Figure 1

Schematic diagram of the T-DNA region of binary vector pBIN200 and molecular characterization of T ₀ and T ₁ transgenic tomato plants. A T-DNA region of pBIN200 harbouring cry1Ab gene driven by constitutive DECaMV35S promoter. Different PCR primers used in the present study are shown with arrow marks at their respective binding positions: npt II-F, npt II-R for npt II gene and Ab-F, Ab-R for cry1Ab gene amplification, respectively.

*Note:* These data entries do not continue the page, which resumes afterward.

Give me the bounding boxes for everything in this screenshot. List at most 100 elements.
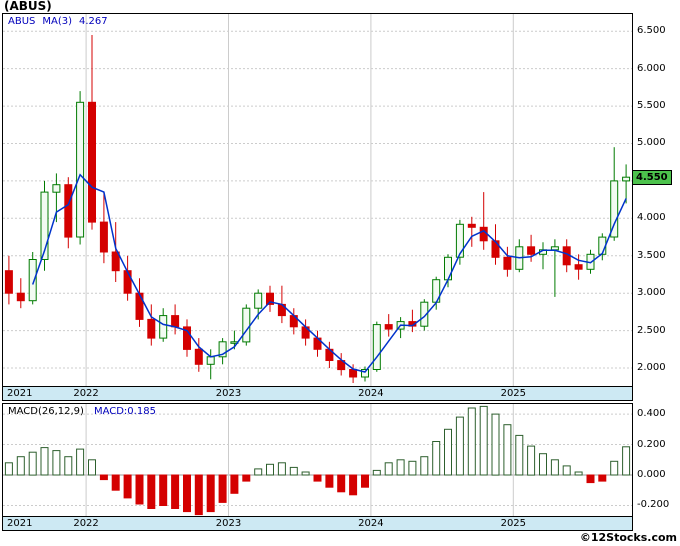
macd-bar bbox=[159, 474, 168, 506]
macd-value-label: MACD:0.185 bbox=[93, 406, 156, 417]
price-axis-tick: 3.000 bbox=[637, 287, 666, 298]
macd-bar bbox=[384, 462, 393, 476]
macd-bar bbox=[479, 405, 488, 476]
candle-body bbox=[550, 246, 559, 251]
candle-body bbox=[135, 292, 144, 320]
macd-axis-tick: 0.000 bbox=[637, 469, 666, 480]
price-axis-tick: 5.000 bbox=[637, 137, 666, 148]
macd-bar bbox=[610, 460, 619, 476]
macd-bar bbox=[266, 463, 274, 476]
x-axis-year-label: 2025 bbox=[500, 388, 527, 399]
macd-bar bbox=[503, 424, 512, 476]
price-axis-tick: 2.000 bbox=[637, 362, 666, 373]
macd-bar bbox=[99, 474, 108, 481]
x-axis-year-label: 2022 bbox=[73, 518, 99, 529]
macd-bar bbox=[230, 474, 239, 494]
macd-bar bbox=[111, 474, 120, 491]
page-title: (ABUS) bbox=[4, 0, 52, 13]
candle-body bbox=[444, 256, 452, 281]
candle-body bbox=[76, 101, 85, 238]
candle-body bbox=[40, 191, 49, 261]
macd-bar bbox=[372, 469, 381, 476]
last-price-tag: 4.550 bbox=[632, 170, 672, 185]
symbol-label: ABUS bbox=[8, 16, 36, 27]
candle-body bbox=[16, 292, 25, 302]
macd-bar bbox=[467, 407, 476, 476]
x-axis-year-label: 2021 bbox=[7, 518, 33, 529]
candle-body bbox=[123, 270, 132, 294]
candle-body bbox=[361, 369, 369, 378]
candle-body bbox=[491, 240, 500, 258]
ma-value: 4.267 bbox=[79, 16, 108, 27]
ma3-line bbox=[31, 173, 627, 373]
candle-body bbox=[52, 184, 61, 193]
candle-body bbox=[266, 292, 274, 305]
candle-body bbox=[372, 324, 381, 371]
macd-bar bbox=[337, 474, 346, 493]
macd-bar bbox=[28, 451, 37, 476]
macd-bar bbox=[527, 445, 536, 476]
candle-body bbox=[420, 301, 429, 327]
x-axis-year-label: 2023 bbox=[215, 518, 242, 529]
macd-bar bbox=[4, 462, 13, 476]
candle-body bbox=[527, 246, 536, 255]
macd-bar bbox=[277, 462, 286, 476]
macd-bar bbox=[408, 460, 417, 476]
macd-bar bbox=[64, 456, 73, 476]
price-chart-legend: ABUS MA(3) 4.267 bbox=[8, 16, 115, 27]
candle-body bbox=[28, 259, 37, 302]
macd-bar bbox=[194, 474, 203, 516]
macd-bar bbox=[349, 474, 358, 496]
x-axis-year-label: 2021 bbox=[7, 388, 33, 399]
candle-body bbox=[610, 180, 619, 238]
macd-bar bbox=[562, 465, 571, 476]
macd-bar bbox=[550, 459, 559, 476]
candle-body bbox=[99, 221, 108, 253]
x-axis-year-label: 2024 bbox=[358, 388, 384, 399]
macd-bar bbox=[420, 456, 429, 476]
macd-bar bbox=[301, 471, 310, 476]
macd-bar bbox=[52, 450, 61, 476]
x-axis-year-label: 2025 bbox=[500, 518, 527, 529]
macd-bar bbox=[123, 474, 132, 499]
macd-axis-tick: 0.200 bbox=[637, 439, 666, 450]
macd-bar bbox=[598, 474, 607, 482]
candle-body bbox=[194, 348, 203, 365]
macd-bar bbox=[16, 456, 25, 476]
macd-bar bbox=[444, 428, 452, 476]
macd-bar bbox=[147, 474, 156, 509]
price-x-axis-strip: 2021 2022 2023 2024 2025 bbox=[3, 386, 632, 400]
candle-body bbox=[349, 369, 358, 378]
candle-body bbox=[622, 176, 631, 182]
macd-bar bbox=[76, 448, 85, 476]
price-y-axis: 6.500 6.000 5.500 5.000 4.000 3.500 3.000 2.500… bbox=[634, 13, 680, 401]
candle-body bbox=[254, 292, 263, 309]
x-axis-year-label: 2022 bbox=[73, 388, 99, 399]
macd-bar bbox=[88, 459, 96, 476]
macd-axis-tick: -0.200 bbox=[637, 499, 670, 510]
price-axis-tick: 4.000 bbox=[637, 212, 666, 223]
price-axis-tick: 3.500 bbox=[637, 250, 666, 261]
candle-body bbox=[467, 223, 476, 228]
candle-body bbox=[4, 270, 13, 294]
macd-x-axis-strip: 2021 2022 2023 2024 2025 bbox=[3, 516, 632, 530]
price-chart-canvas bbox=[3, 14, 632, 386]
macd-y-axis: 0.400 0.200 0.000 -0.200 bbox=[634, 403, 680, 531]
macd-bar bbox=[183, 474, 191, 513]
macd-bar bbox=[254, 468, 263, 476]
candle-body bbox=[206, 356, 215, 365]
candle-body bbox=[171, 315, 180, 328]
candle-body bbox=[88, 101, 96, 223]
price-axis-tick: 6.000 bbox=[637, 63, 666, 74]
ma-label: MA(3) bbox=[42, 16, 73, 27]
macd-bar bbox=[325, 474, 334, 488]
macd-bar bbox=[491, 413, 500, 476]
candle-body bbox=[159, 315, 168, 339]
candle-body bbox=[574, 264, 583, 270]
candle-body bbox=[183, 326, 191, 350]
macd-bar bbox=[313, 474, 322, 482]
price-axis-tick: 6.500 bbox=[637, 25, 666, 36]
macd-bar bbox=[455, 416, 464, 476]
macd-legend: MACD(26,12,9) MACD:0.185 bbox=[8, 406, 166, 417]
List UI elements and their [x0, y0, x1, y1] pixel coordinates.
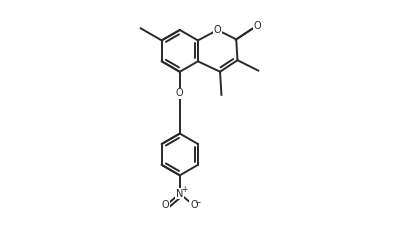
Text: O: O — [190, 201, 198, 210]
Text: O: O — [253, 21, 261, 30]
Text: N: N — [176, 189, 184, 199]
Text: O: O — [162, 201, 170, 210]
Text: O: O — [176, 88, 184, 98]
Text: O: O — [214, 25, 221, 35]
Text: +: + — [181, 185, 187, 194]
Text: −: − — [195, 198, 201, 207]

Bold line represents 1845 bp Bam HI and Eco RI fragment of cry1Ab gene used for preparation of radiolabelled probe for Southern blot hybridization analysis in the present study. RB and LB: right and left border sequences, npt II: neomycin phosphotransferase gene, AMV: alfalfa mosaic virus 5′ UTR sequence, cry1Ab: modified truncated 1845 bp cry1Ab gene of B. thuringiensis, DECaMV35S: CaMV35S promoter with duplicated enhancer, Pnos: nos promoter, Tnos: nos terminator. PCR amplification of genomic DNA from transgenic tomato in T₀ and T₁ generations. B, F 678 bp amplification of npt II gene. C, G 800 bp amplification of cry1Ab gene. D, H RT-PCR analysis of T₀ and T₁ transgenic tomato showing 800 bp amplicon of cry1Ab gene transcripts, respectively, +C: truncated 1845 bp cry1Ab gene as positive control. –C: DNA from non-transformed plant as negative control. E, I Southern blot analysis of PCR positive T₀ transgenic plants and randomly selected T₁ transgenic plants. +C: 1845 bp fragment of truncated cry1Ab gene. –C: DNA from non-transformed control plant.